OpenClaw has popularized the idea of local-first autonomous AI agents. What we are seeing now is the second generation: projects that combine this idea with real production requirements.
| PicoClaw | NanoBot | ZeroClaw | |
|---|---|---|---|
| Language | Go | Python | Rust |
| Execution | Single Binary | Python Project | Single Binary |
| RAM | < 10 MB | > 100 MB | < 5 MB |
| Startup | < 1 s | > 30s | < 10 ms |
| Security | Sandbox | Sandbox | Sandbox |
| Stars | 18,2k ⭐ | 23,4k ⭐ | 17,2k ⭐ |
Anyone building AI agents in 2026 will not be able to ignore these projects.
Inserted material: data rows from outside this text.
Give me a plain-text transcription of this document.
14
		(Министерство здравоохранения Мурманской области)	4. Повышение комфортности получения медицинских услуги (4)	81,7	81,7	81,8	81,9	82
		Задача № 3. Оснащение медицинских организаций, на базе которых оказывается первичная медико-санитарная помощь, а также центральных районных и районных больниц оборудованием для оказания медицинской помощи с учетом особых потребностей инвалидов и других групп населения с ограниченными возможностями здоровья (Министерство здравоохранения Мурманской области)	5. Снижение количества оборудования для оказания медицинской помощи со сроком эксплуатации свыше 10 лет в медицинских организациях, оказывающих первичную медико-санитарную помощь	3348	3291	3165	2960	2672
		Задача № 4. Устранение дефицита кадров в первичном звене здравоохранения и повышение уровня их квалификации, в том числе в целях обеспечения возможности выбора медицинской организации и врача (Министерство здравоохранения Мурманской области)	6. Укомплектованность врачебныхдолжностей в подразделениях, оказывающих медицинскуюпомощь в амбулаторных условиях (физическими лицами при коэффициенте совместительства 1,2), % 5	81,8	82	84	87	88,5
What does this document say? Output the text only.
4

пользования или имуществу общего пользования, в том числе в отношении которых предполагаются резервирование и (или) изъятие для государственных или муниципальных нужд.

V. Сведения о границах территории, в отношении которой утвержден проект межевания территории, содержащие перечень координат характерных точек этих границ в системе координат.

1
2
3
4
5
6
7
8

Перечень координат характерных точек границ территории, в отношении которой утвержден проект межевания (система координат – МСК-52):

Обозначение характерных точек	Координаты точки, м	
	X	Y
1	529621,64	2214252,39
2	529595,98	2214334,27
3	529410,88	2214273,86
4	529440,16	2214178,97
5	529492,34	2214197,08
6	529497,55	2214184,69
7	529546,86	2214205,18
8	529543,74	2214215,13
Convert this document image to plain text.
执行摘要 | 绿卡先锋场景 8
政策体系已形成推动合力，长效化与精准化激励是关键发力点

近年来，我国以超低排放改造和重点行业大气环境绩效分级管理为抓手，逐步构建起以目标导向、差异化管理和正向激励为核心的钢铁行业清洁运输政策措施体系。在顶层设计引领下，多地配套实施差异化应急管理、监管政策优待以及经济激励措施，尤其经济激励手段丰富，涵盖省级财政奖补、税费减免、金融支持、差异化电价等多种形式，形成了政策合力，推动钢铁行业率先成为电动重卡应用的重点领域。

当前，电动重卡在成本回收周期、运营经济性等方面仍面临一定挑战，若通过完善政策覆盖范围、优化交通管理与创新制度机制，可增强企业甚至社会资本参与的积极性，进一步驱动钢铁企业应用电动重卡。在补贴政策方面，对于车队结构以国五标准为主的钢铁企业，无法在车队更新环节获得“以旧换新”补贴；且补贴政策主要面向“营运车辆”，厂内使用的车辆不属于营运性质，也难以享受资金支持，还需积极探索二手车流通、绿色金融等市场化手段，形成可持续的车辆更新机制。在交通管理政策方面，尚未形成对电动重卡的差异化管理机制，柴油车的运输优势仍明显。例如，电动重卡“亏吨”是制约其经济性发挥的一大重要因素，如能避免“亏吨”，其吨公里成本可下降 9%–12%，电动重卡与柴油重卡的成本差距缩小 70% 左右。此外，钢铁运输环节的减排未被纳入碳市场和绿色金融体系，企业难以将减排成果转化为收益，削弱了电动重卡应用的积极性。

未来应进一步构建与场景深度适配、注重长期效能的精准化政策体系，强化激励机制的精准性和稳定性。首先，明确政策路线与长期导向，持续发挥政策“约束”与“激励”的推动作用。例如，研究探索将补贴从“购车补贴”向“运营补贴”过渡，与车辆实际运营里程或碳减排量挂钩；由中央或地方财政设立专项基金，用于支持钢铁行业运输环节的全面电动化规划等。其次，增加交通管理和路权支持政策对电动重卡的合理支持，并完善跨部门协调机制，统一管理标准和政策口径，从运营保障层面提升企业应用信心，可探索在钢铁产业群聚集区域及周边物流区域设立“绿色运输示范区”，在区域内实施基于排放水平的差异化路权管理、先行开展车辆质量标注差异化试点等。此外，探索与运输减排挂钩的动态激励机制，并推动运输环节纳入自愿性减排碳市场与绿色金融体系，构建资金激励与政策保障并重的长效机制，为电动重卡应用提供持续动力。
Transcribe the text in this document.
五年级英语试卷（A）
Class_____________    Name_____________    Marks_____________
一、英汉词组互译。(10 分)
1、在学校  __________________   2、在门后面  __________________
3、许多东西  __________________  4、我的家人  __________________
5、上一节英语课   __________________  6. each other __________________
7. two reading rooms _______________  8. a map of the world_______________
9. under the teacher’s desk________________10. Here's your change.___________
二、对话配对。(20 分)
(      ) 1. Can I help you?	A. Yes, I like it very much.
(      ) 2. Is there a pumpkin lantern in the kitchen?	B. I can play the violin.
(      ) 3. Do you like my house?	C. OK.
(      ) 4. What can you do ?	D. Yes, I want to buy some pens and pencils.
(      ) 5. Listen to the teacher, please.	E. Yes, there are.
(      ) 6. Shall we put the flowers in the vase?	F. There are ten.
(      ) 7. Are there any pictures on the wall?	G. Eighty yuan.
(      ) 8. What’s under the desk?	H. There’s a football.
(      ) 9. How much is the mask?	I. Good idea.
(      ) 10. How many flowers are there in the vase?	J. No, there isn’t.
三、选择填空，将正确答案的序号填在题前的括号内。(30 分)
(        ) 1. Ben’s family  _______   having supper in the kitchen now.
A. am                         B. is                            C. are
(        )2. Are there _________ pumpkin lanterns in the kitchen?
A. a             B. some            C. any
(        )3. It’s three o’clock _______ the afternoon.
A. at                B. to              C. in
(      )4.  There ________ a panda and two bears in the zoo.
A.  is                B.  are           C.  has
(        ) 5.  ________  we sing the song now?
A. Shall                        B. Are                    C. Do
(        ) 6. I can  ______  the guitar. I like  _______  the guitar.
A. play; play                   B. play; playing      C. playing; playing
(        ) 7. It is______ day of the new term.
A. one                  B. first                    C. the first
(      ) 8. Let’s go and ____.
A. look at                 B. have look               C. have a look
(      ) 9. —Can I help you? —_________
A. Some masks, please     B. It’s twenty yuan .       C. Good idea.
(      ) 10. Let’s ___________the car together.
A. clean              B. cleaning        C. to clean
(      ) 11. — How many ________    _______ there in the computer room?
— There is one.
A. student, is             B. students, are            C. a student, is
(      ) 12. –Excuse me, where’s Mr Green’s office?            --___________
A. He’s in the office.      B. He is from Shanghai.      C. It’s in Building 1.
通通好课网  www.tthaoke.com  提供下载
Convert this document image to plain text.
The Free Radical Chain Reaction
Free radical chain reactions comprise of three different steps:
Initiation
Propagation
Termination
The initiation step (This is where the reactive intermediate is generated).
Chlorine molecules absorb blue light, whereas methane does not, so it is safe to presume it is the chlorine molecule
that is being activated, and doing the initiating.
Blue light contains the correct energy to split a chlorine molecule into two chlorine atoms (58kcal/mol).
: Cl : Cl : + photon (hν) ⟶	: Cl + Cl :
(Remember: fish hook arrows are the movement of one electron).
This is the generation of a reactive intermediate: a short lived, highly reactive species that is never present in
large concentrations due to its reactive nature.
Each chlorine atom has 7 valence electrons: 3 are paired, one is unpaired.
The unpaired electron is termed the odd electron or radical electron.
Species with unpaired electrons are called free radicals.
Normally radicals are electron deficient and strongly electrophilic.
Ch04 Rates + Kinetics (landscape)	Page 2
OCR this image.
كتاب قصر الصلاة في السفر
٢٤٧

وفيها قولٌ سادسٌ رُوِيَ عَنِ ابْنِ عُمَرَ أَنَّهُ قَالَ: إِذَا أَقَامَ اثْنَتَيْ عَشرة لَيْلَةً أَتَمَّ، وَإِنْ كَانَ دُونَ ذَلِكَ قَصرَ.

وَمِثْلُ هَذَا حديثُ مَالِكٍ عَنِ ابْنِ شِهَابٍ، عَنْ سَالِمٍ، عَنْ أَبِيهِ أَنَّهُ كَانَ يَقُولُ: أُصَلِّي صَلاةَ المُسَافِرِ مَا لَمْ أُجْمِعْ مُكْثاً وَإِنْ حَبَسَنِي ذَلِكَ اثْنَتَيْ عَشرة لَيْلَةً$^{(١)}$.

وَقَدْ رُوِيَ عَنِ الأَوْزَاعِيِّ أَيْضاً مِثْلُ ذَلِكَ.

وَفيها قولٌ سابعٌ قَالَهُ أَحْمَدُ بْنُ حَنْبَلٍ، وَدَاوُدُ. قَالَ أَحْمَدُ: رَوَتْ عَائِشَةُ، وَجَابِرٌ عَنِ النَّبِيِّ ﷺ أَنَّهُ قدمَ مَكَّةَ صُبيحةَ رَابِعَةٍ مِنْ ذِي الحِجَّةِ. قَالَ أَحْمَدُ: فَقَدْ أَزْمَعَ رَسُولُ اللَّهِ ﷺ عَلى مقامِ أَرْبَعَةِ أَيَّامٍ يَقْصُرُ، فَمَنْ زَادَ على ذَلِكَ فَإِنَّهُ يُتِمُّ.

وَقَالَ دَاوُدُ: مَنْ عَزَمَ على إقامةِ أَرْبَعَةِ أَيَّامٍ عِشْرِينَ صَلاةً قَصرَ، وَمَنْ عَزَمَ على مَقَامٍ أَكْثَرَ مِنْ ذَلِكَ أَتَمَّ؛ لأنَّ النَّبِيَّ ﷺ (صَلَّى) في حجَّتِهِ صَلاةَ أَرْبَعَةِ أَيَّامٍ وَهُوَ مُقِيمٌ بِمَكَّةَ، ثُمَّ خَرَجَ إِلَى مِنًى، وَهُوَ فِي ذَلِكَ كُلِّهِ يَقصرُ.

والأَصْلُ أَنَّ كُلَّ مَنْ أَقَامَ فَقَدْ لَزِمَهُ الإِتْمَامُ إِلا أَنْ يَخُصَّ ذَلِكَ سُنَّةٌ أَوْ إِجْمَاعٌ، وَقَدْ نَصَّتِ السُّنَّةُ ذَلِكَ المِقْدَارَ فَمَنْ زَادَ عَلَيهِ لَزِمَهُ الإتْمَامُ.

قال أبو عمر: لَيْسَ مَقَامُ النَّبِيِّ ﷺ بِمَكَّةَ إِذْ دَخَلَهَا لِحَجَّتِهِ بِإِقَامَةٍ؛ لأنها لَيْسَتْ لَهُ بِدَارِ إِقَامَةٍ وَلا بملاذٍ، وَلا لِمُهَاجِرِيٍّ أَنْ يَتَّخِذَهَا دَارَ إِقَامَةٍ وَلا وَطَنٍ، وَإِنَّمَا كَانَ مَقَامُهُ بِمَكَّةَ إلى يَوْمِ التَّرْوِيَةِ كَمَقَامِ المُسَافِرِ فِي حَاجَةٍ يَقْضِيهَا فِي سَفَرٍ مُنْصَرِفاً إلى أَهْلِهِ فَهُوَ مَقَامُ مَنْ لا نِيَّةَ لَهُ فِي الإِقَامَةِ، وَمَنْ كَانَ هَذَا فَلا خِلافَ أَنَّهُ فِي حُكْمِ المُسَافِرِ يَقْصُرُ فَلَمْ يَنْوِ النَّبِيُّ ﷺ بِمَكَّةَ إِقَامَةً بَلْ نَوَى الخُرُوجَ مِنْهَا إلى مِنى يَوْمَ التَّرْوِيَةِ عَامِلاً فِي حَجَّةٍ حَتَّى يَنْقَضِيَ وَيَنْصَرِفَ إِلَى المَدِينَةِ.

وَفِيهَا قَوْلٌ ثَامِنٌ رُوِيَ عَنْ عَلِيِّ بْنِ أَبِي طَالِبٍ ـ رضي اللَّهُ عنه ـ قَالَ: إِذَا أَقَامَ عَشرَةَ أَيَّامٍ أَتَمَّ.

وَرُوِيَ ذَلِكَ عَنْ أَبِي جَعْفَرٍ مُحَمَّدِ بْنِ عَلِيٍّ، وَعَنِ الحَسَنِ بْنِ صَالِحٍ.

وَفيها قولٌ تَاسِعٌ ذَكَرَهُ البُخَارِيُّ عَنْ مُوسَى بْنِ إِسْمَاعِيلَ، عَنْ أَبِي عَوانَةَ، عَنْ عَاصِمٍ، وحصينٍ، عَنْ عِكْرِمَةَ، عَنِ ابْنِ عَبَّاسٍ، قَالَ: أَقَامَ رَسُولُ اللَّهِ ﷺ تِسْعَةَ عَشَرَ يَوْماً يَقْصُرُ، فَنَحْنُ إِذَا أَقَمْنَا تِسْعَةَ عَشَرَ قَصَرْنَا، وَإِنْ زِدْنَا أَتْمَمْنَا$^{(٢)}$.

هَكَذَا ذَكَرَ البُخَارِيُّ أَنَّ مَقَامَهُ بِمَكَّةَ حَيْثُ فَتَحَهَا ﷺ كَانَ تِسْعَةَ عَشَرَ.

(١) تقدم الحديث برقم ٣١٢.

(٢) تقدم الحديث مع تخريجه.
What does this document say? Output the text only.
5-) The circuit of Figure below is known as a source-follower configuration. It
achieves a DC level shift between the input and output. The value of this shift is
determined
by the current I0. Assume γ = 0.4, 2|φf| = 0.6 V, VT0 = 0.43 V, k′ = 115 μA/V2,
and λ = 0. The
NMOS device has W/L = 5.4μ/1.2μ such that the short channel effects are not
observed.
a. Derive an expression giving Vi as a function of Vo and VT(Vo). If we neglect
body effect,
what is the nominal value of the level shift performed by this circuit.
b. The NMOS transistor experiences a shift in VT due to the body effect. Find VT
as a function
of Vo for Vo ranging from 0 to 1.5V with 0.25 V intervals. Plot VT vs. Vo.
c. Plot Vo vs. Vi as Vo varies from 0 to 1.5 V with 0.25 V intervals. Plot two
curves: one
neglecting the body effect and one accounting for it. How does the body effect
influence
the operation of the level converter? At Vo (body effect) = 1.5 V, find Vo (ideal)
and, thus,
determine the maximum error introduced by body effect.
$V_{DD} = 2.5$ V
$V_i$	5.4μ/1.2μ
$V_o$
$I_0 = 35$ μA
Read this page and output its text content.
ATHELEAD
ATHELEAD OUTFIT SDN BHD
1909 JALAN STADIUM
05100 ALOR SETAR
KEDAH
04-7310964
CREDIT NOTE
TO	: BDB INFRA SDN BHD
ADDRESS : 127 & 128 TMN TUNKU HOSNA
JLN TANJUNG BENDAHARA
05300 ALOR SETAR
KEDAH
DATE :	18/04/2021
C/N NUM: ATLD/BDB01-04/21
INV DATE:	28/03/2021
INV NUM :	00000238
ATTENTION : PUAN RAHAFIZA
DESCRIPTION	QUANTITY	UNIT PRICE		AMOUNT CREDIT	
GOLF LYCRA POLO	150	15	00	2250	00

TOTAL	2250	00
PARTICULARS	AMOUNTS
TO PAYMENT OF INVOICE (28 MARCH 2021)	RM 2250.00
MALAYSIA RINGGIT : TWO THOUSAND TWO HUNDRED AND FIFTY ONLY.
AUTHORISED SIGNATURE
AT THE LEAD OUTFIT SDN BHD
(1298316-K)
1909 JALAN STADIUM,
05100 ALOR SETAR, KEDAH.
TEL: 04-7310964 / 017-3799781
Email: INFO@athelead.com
The trend toward smaller binaries and more secure execution environments reflects what the market needs: agents that can be truly understood and deployed responsibly.
Personally, I use PicoClaw because it offers me the best combination of simplicity, security, and performance. As an LLM, I use GLM 4.7 Flash via Llama.cpp: GLM 4.7 Flash
Simply download the appropriate binary from the GitHub release: https://github.com/sipeed/picoclaw/releases
And on Mac, remove the quarantine bit:
xattr -d com.apple.quarantine ./picoclaw
Afterwards
- Initialize
picoclaw onboard
- Configure (~/.picoclaw/config.json)
{
"agents": {
"defaults": {
"workspace": "~/.picoclaw/workspace",
"restrict_to_workspace": true,
"provider": "openai",
"model": "glm-4.7-flash",
"max_tokens": 8192,
"temperature": 0.7,
"max_tool_iterations": 20
}
},
"providers": {
"openai": {
"api_key": "egal",
"api_base": "http://localhost:8001/v1"
}
},
"gateway": {
"host": "0.0.0.0",
"port": 18790
},
"tools": {
"web": {
"brave": {
"enabled": false,
"api_key": "",
"max_results": 5
},
"duckduckgo": {
"enabled": true,
"max_results": 5
}
}
},
"heartbeat": {
"enabled": true,
"interval": 30
},
"devices": {
"enabled": false,
"monitor_usb": true
}
}
- Run
picoclaw agent
Tip:
Remove the Summerize skill by deleting the following directory:
~/.picoclaw/workspace/skills/summarize
Synchronize your email inbox to the workspace. This allows PicoClaw to securely access it:
- Download Python Script
https://github.com/rcarmo/imapbackup/blob/master/imapbackup312.py
- Backup your imap Inbox in your PicoClaw workspace
python imapbackup312.py \
--server imap.example.com:993 \
--ssl \
--user your.name@example.com \
--pass @/path/to/secret.txt \
--mbox-dir ~/.picoclaw/workspace/mail_backup \
--folders INBOX,Sent,Archive \
--yes-overwrite-mboxes \
--quiet
All three projects are available as open source under the MIT license. Links to the respective GitHub repositories are provided in the text.